I find that debugging has come to a complete standstill. Code that runs in a second or two in release mode can take an hour or more to run in debug mode even with no breakpoints set. After extensive googling, following suggestions, and getting no improvement, I came across the suggestion that because the evil Redmond company (thanks, RolandHughes) pushed run-time bounds checking down into the STL by default, this has resulted in orders of magnitude slowdowns in code that heavily uses STL and STL iterators (which mine does).

There is a way to disable this, by rebuilding your code with the macro _ITERATOR_DEBUG_LEVEL set to 0. I did this for the dozens of projects used to build my code. Now at the last step, I find that my Qt distros were built using the default value for this macro, which is incompatible and will not link with code built using a different setting. I don't want to go down the rat hole of rebuilding my Qt distributions from source, because it takes hours and hours and I can't assure myself that what I get is the same as what I get in a prebuilt distro.

Has anyone else using Visual Studio 2010 or later seen these problems in debugging?

Does Qt Creator use the evil Redmond debugger for code built using the evil Redmond tool chain?

Any solutions, advice, anecdotes, incantations, spells, or exorcisms would be greatly welcome at this point.

d_stranz
23rd June 2015, 16:10
I've just decided to bail on this and live with the terrible debugging performance. I'll find conditions and data for my app which will allow me to debug it within a normal human lifespan. It isn't worth risking a Qt rebuild to overcome Redmond's stupidity.

^NyAw^
2nd July 2015, 18:01
Hi,

I'm using Visual Studio 2013 with Qt 5.4.1 x64 on Windows 7 x64 without any debug lag problems. Could you provide a minimal project to reproduce this?

d_stranz
2nd July 2015, 19:05
Could you provide a minimal project to reproduce this?

Sorry, no.

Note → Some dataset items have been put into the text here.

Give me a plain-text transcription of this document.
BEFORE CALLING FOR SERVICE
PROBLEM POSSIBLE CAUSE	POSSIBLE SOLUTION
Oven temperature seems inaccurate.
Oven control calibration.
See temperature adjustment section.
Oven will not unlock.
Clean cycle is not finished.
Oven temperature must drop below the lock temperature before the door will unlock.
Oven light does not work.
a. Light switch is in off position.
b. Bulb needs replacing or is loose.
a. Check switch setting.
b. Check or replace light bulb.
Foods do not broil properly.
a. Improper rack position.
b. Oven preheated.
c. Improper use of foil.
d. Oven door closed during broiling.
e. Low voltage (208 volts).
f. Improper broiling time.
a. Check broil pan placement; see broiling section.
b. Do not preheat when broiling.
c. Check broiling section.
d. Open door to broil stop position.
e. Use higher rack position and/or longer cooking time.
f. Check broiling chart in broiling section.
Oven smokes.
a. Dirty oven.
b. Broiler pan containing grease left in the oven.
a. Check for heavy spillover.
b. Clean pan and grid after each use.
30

We have done some simple timing tests on large STL collections (vectors, maps, lists, etc.), and find that STL iterator-based access in debug mode is sometimes more than a factor of 100 slower than using pointer, operator[], or at() to access the contents of the container:

VS12 _ITERATOR_DEBUG_LEVEL=2 (default)
[] time 0.115298
At() time 0.117018
iterator time 10.762087
pointer time 0.083324

VS12 _ITERATOR_DEBUG_LEVEL=0
[] time 0.098513
At() time 0.113322
iterator time 0.353778
pointer time 0.083505

VS9 _HAS_ITERATOR_DEBUGGING=? (default)
[] time 0.131453
At() time 9.326832
iterator time 9.254912
pointer time 0.083334

VS9 _HAS_ITERATOR_DEBUGGING=0 _SECURE_SCL=0
[] time 0.097890
At() time 0.364729
iterator time 0.361583
pointer time 0.084134

This was done by a colleague. I don't have his code but I trust these results.

Our production code uses iterators extensively. My debugging problems are due to these sections of code being executed repeatedly for certain sets of data, to the point where the ability to debug was effectively eliminated. My short-term workaround is to use smaller data sets :D

The longer-term workaround is to rewrite those critical sections of code to use pointer- or operator[]()-based access where possible or to replace the STL containers with something more friendly. You can see that even in release mode (i.e. equivalent to _ITERATOR_DEBUG_LEVEL=0), iterators are a factor of 3 - 5 or so slower.

We have also decided to bite the bullet when Qt 5.5 comes out and recompile it with _ITERATOR_DEBUG_LEVEL=0 along with all of our internal code.

^NyAw^
3rd July 2015, 10:08
I'm not using STL-based iterators. Looking the responses time I agree with you that this is the problem.